The effect of the μ2 ITAM on virus titer after multiple cycles of replication is cell type specific and was determined by the IFN-β response. (A) L929 cells and primary cardiac myocyte cultures were infected with the indicated virus at an MOI of 0.1 PFU per cell. At 5 days postinfection, the virus titers were determined by plaque assay. The results are expressed as means ± the standard deviations of triplicate wells for a representative of at least two independent experiments. (B) L929 cells and primary cardiac myocyte cultures were infected at an MOI of 0.1 or 0.3 PFU per cell, respectively.
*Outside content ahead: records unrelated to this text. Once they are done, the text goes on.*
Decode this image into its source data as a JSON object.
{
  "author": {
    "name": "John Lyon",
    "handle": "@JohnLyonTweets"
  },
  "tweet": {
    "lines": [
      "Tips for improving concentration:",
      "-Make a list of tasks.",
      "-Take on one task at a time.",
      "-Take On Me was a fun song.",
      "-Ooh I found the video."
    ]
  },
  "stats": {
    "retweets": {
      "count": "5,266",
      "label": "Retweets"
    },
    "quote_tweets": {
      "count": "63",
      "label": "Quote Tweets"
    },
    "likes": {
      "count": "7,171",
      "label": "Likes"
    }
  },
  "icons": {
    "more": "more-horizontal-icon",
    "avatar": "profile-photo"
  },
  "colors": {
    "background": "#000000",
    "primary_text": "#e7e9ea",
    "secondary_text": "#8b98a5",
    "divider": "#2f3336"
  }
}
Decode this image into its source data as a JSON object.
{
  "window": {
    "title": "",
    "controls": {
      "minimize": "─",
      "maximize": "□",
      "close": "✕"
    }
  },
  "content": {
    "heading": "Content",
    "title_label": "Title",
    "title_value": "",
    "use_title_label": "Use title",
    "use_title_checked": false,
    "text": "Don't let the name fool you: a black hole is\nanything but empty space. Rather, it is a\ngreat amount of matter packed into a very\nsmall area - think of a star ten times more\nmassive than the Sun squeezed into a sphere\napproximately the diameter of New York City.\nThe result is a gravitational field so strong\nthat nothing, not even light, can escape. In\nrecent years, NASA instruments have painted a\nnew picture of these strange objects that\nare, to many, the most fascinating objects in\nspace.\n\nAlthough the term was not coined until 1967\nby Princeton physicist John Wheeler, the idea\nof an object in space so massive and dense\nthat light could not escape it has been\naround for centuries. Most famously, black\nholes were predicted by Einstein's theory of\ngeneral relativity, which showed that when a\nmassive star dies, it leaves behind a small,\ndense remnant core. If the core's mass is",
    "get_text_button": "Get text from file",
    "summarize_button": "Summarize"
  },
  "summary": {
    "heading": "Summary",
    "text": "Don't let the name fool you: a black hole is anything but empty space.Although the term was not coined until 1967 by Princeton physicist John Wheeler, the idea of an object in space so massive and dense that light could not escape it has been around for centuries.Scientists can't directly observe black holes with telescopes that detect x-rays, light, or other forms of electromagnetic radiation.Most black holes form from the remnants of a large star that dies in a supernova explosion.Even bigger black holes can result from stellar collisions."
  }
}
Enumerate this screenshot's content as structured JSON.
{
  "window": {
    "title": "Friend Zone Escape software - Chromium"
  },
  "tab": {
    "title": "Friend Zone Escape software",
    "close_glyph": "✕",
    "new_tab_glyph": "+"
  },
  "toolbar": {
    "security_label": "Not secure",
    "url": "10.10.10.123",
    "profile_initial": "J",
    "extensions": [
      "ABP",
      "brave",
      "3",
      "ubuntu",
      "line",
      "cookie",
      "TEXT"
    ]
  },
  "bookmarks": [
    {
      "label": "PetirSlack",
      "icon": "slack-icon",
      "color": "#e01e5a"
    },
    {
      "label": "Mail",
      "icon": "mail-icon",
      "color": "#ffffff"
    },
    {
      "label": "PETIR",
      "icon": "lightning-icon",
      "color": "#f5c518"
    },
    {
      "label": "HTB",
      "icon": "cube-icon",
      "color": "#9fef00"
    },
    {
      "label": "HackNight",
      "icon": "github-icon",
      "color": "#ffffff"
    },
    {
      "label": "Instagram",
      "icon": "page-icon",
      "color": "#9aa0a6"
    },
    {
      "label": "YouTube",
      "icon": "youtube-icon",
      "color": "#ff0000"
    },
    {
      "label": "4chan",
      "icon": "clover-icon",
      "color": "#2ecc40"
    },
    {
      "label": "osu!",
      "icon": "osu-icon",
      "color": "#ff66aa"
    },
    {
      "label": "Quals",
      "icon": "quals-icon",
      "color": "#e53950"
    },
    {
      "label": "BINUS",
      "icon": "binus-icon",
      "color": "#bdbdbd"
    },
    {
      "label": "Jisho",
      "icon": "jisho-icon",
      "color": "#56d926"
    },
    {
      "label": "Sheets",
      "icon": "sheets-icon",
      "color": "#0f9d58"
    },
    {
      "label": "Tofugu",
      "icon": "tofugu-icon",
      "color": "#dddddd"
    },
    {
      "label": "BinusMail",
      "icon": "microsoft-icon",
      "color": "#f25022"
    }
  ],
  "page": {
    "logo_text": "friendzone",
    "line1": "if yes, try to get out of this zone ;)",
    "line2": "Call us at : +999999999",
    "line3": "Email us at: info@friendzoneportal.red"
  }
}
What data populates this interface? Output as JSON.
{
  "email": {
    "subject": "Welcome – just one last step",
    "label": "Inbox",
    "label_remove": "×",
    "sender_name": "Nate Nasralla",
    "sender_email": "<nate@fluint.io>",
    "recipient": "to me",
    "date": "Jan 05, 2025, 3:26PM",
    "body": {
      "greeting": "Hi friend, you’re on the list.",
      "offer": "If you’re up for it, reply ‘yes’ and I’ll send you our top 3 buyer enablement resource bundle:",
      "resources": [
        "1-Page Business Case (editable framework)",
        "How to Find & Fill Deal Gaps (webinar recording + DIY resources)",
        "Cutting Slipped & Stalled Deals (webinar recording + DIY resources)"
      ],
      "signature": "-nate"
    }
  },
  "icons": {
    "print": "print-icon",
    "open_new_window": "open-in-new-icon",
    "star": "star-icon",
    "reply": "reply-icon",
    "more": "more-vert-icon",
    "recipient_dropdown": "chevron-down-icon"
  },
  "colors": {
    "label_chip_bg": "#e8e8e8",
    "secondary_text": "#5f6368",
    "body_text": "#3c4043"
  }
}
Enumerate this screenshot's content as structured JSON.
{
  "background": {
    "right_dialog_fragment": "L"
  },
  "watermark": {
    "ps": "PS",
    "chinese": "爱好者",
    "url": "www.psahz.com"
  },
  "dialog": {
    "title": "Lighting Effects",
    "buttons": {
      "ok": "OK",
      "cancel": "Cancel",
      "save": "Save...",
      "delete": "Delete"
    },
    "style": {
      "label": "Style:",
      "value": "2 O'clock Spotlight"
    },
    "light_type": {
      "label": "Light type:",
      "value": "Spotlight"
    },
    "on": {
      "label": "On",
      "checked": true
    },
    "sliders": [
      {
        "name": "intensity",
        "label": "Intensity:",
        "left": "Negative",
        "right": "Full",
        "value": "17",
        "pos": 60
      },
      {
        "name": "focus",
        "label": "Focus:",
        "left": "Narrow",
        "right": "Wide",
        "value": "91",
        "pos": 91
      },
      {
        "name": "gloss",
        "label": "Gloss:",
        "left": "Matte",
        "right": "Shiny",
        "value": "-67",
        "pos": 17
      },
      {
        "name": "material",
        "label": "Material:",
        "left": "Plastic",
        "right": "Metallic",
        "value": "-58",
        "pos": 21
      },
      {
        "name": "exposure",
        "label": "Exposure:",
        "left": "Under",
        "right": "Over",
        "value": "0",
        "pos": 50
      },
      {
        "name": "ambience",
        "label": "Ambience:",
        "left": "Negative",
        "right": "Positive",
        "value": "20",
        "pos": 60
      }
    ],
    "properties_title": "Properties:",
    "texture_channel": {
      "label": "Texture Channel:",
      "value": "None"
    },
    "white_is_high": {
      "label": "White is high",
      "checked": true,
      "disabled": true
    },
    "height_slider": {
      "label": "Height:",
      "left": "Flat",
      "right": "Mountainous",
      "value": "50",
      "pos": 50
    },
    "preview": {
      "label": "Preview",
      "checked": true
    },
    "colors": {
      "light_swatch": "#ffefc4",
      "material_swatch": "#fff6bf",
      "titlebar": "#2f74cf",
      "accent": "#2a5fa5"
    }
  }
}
At 1 h postinfection, inocula were removed and replaced with either medium alone or medium containing anti-IFN-β antibody. At 2 days postinfection, additional anti-IFN-β antibody was added to appropriate wells. The results are expressed as the means of quadruplicate samples plus the standard deviations for a representative of at least two independent experiments. *, Significantly different from WT T3D and σ2-YYFF (P < 0.05).

FIG 9

The effect of the μ2 ITAM on cytopathic effect after multiple cycles of replication is cell type specific. L929 cells or primary cardiac myocyte cultures were infected with the indicated virus at an MOI of 0.1 or 1 PFU/cell, respectively (the cytopathic effect was undetectable in cardiac myocytes infected at 0.1 PFU/cell; data not shown). At 5 and 7 days postinfection, the cell viability was quantified by using an MTT assay. The results from a minimum of four replicate wells per infection are expressed as the means plus the standard errors of the mean relative to mock-infected cultures for a representative of at least two independent experiments. *, Significantly different from WT T3D and σ2-YYFF (P < 0.05).